When it comes to other MS factors, only elevated serum glucose was negatively correlated with tumor recurrence in the TNBC cases. However, it was not associated with recurrence or death after adjustments for tumor variables, HDL level and other possible prognostic factors. In fact, previous studies have indicated that diabetes was associated with both higher risk of tumor recurrence and BC all-cause mortality (10–12). A possible reason for the discrepancy is that elevated fasting serum glucose (defined as ≥110 mg/dL) does not equate to DM.
In addition, it was noted that increased TG did not show any significant association with tumor recurrence, irrespective of hormone receptor status.

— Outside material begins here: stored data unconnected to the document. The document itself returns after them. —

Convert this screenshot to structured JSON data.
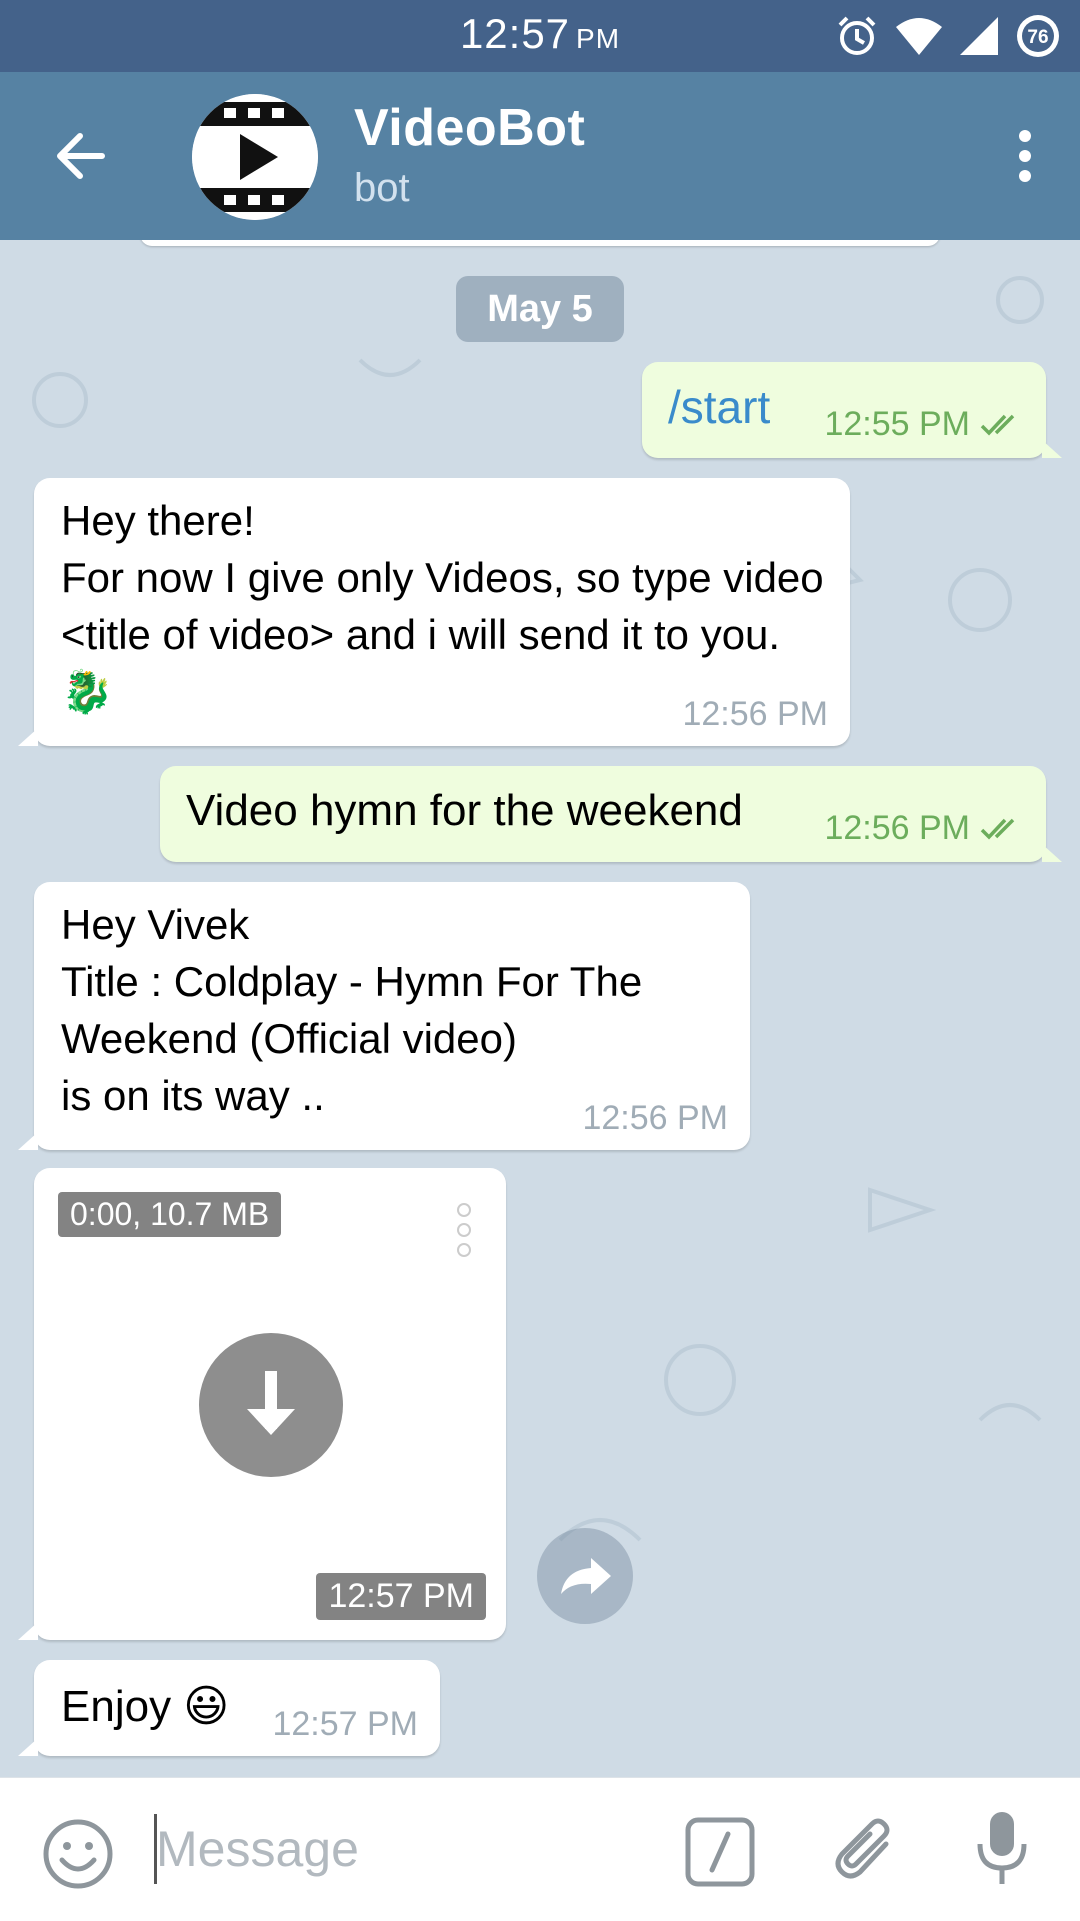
{
  "status_bar": {
    "time": "12:57",
    "ampm": "PM",
    "battery_level": "76",
    "icons": [
      "alarm-icon",
      "wifi-icon",
      "signal-icon",
      "battery-icon"
    ]
  },
  "header": {
    "title": "VideoBot",
    "subtitle": "bot",
    "icons": [
      "back-arrow-icon",
      "bot-avatar-film-play-icon",
      "more-vert-icon"
    ]
  },
  "chat": {
    "date": "May 5",
    "messages": [
      {
        "id": "m1",
        "dir": "out",
        "text": "/start",
        "time": "12:55 PM",
        "read": true
      },
      {
        "id": "m2",
        "dir": "in",
        "text": "Hey there!\nFor now I give only Videos, so type video <title of video> and i will send it to you.🐉",
        "time": "12:56 PM"
      },
      {
        "id": "m3",
        "dir": "out",
        "text": "Video hymn for the weekend",
        "time": "12:56 PM",
        "read": true
      },
      {
        "id": "m4",
        "dir": "in",
        "text": "Hey Vivek\nTitle : Coldplay - Hymn For The Weekend (Official video)\nis on its way ..",
        "time": "12:56 PM"
      },
      {
        "id": "m5",
        "dir": "in",
        "type": "video",
        "info": "0:00, 10.7 MB",
        "time": "12:57 PM"
      },
      {
        "id": "m6",
        "dir": "in",
        "text": "Enjoy 😃",
        "time": "12:57 PM"
      }
    ]
  },
  "input": {
    "placeholder": "Message",
    "icons": [
      "emoji-icon",
      "slash-command-icon",
      "attach-paperclip-icon",
      "microphone-icon"
    ]
  },
  "colors": {
    "status_bar": "#44628a",
    "app_bar": "#5682a3",
    "chat_bg": "#cfdbe5",
    "incoming_bubble": "#ffffff",
    "outgoing_bubble": "#effdde",
    "outgoing_time": "#6cad5c",
    "command_link": "#3a8bcb"
  }
}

The results were in agreement with 2 other cohort studies (9, 36). They reported that TG was not associated with BC recurrence or death before or after adjustment for age, tumor-related variables, BMI or fasting insulin levels (9, 36).

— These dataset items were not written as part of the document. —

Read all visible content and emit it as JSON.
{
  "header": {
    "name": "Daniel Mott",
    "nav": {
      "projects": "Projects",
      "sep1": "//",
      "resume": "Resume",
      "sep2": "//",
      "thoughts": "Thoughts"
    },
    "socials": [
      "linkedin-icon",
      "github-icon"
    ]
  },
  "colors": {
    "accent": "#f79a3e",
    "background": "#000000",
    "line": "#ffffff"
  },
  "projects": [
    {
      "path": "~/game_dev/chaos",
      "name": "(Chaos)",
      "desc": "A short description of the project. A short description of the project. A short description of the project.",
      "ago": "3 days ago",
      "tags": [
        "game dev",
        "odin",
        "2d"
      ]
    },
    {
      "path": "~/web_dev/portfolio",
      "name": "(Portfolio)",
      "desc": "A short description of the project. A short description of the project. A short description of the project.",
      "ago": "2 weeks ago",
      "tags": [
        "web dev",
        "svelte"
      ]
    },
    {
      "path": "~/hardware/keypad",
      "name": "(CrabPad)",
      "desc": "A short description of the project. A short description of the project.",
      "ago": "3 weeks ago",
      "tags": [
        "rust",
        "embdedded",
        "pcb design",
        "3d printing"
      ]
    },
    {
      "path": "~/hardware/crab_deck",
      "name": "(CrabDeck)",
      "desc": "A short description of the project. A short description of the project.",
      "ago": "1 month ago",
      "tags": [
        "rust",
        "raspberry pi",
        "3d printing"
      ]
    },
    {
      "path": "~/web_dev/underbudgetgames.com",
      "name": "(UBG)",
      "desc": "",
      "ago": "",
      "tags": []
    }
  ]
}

Of course, the current study had several limitations. First, we used BMI rather than waist circumference to define obesity. Second, the present study was a retrospective study, and life styles, endocrine drugs and chemotherapy drugs may affect lipid profiles. Thus, definitive conclusions on the associations of HDL with TNBC survival rates cannot be drawn in the presence of the decreased power due to the above confounding factors.
Conclusion
Although HDL did not contribute as a prerequisite factor for the occurrence of TNBCs, it has prognostic significance in TNBC tumor recurrence and cancer-specific mortality, and it may protect against recurrence in TNBC patients. Thus, it may be especially important for monitoring and normalizing the HDL level in this subtype of BC. As these findings were not observed in the case of non-TNBC patients, further investigations are warranted to detect the underlying mechanisms.
Footnotes
Financial support: This study was supported in part by a grant from the National Natural Science Foundation of China for Young Scholars (No. 81202108).
Conflict of interest: The authors declare that there are no conflicts of interest.